5. Troubleshooting & Common Issues
Scores Seem Too High/Low
Confirm you set the right range. If you meant 1–5 but accidentally entered 1–50, users can earn far more points than intended. Also if you're combining multiple choice where Yes = 1 and No = 0 but then you have a slider question 1 - 10 the slider question will carry a much heavier weighting on the overall scoring than the multiple choice. To fix this you could make the scoring higher on your multiple choice questions so they're more inline with your scale questions.
Categories Not Reflecting the Right Totals
Make sure each question that belongs to a category is indeed assigned to it. Double-check you haven’t assigned multiple categories to one question or left a question uncategorized.
Slider Tooltip Not Showing
Ensure you’ve enabled the tooltip option in the question’s settings for the sliding scale.
Needing a Smaller or Larger Max Range
For Linear/Divided, you’re limited to a maximum of 12 points.
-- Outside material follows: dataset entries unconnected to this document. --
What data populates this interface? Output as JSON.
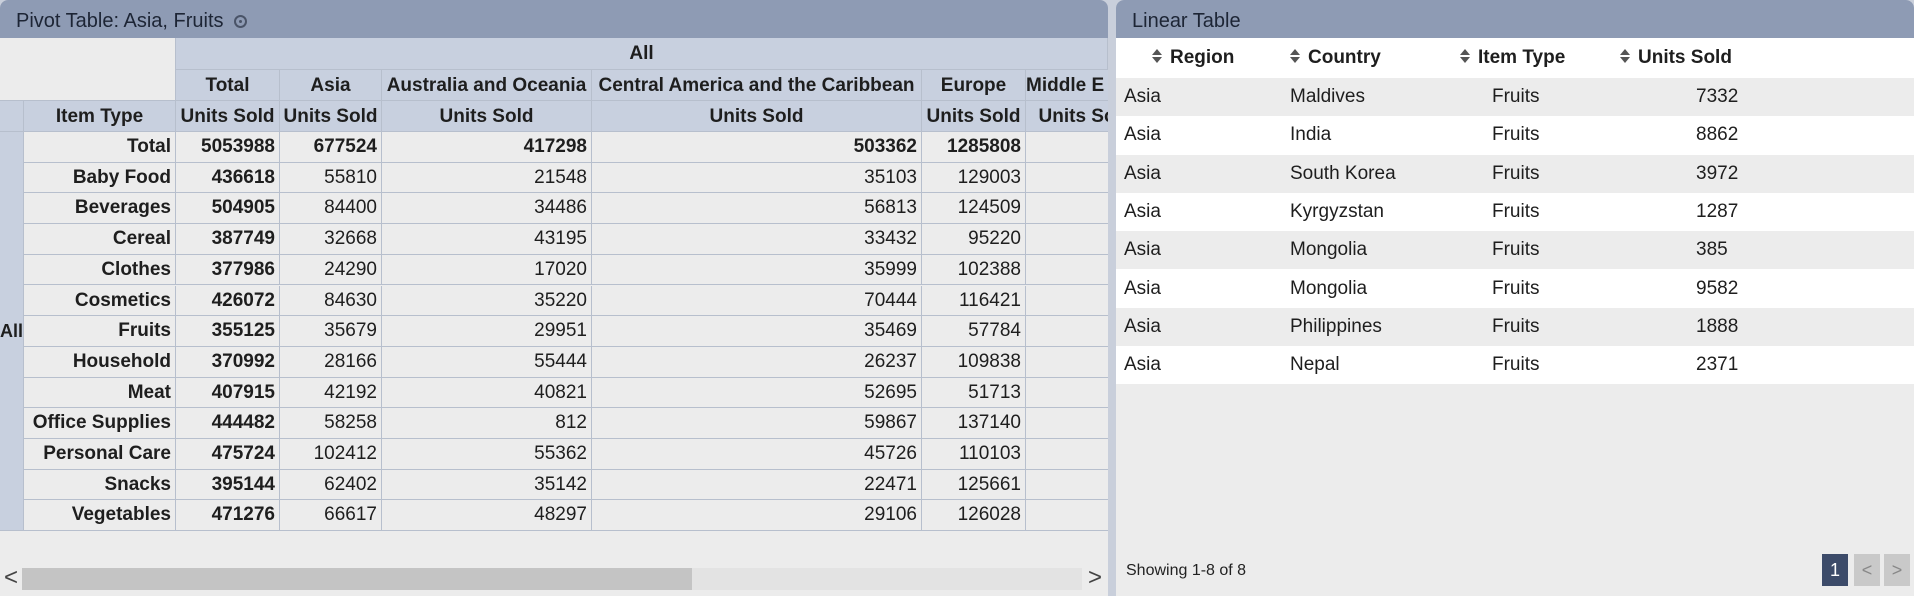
{
  "pivot": {
    "title": "Pivot Table: Asia, Fruits",
    "col_group": "All",
    "columns": [
      "Total",
      "Asia",
      "Australia and Oceania",
      "Central America and the Caribbean",
      "Europe",
      "Middle E"
    ],
    "measure": "Units Sold",
    "row_group": "All",
    "row_header": "Item Type",
    "rows": [
      {
        "label": "Total",
        "values": [
          "5053988",
          "677524",
          "417298",
          "503362",
          "1285808"
        ]
      },
      {
        "label": "Baby Food",
        "values": [
          "436618",
          "55810",
          "21548",
          "35103",
          "129003"
        ]
      },
      {
        "label": "Beverages",
        "values": [
          "504905",
          "84400",
          "34486",
          "56813",
          "124509"
        ]
      },
      {
        "label": "Cereal",
        "values": [
          "387749",
          "32668",
          "43195",
          "33432",
          "95220"
        ]
      },
      {
        "label": "Clothes",
        "values": [
          "377986",
          "24290",
          "17020",
          "35999",
          "102388"
        ]
      },
      {
        "label": "Cosmetics",
        "values": [
          "426072",
          "84630",
          "35220",
          "70444",
          "116421"
        ]
      },
      {
        "label": "Fruits",
        "values": [
          "355125",
          "35679",
          "29951",
          "35469",
          "57784"
        ]
      },
      {
        "label": "Household",
        "values": [
          "370992",
          "28166",
          "55444",
          "26237",
          "109838"
        ]
      },
      {
        "label": "Meat",
        "values": [
          "407915",
          "42192",
          "40821",
          "52695",
          "51713"
        ]
      },
      {
        "label": "Office Supplies",
        "values": [
          "444482",
          "58258",
          "812",
          "59867",
          "137140"
        ]
      },
      {
        "label": "Personal Care",
        "values": [
          "475724",
          "102412",
          "55362",
          "45726",
          "110103"
        ]
      },
      {
        "label": "Snacks",
        "values": [
          "395144",
          "62402",
          "35142",
          "22471",
          "125661"
        ]
      },
      {
        "label": "Vegetables",
        "values": [
          "471276",
          "66617",
          "48297",
          "29106",
          "126028"
        ]
      }
    ],
    "scroll_left": "<",
    "scroll_right": ">"
  },
  "linear": {
    "title": "Linear Table",
    "headers": [
      "Region",
      "Country",
      "Item Type",
      "Units Sold"
    ],
    "rows": [
      [
        "Asia",
        "Maldives",
        "Fruits",
        "7332"
      ],
      [
        "Asia",
        "India",
        "Fruits",
        "8862"
      ],
      [
        "Asia",
        "South Korea",
        "Fruits",
        "3972"
      ],
      [
        "Asia",
        "Kyrgyzstan",
        "Fruits",
        "1287"
      ],
      [
        "Asia",
        "Mongolia",
        "Fruits",
        "385"
      ],
      [
        "Asia",
        "Mongolia",
        "Fruits",
        "9582"
      ],
      [
        "Asia",
        "Philippines",
        "Fruits",
        "1888"
      ],
      [
        "Asia",
        "Nepal",
        "Fruits",
        "2371"
      ]
    ],
    "footer": "Showing 1-8 of 8",
    "pager": {
      "current": "1",
      "prev": "<",
      "next": ">"
    }
  }
}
If you truly need more than 12, use Sliding Scale.
Conclusion
Sliding Scale, Linear Scale, and Divided Scale questions are powerful tools for gathering nuanced self-assessment data in ScoreApp:
- Sliding Scale is great for large ranges and offers a tooltip to display exact or percentage values.
- Linear Scale confines respondents to a set of up to 12 fixed options.
- Divided Scale works similarly to Linear but splits options into labeled groups for clarity.
By selecting the best format for each question, clearly labeling endpoints, and verifying your scoring logic, you’ll provide a smooth, accurate experience for respondents, while gathering richer, more informative data for your scorecard.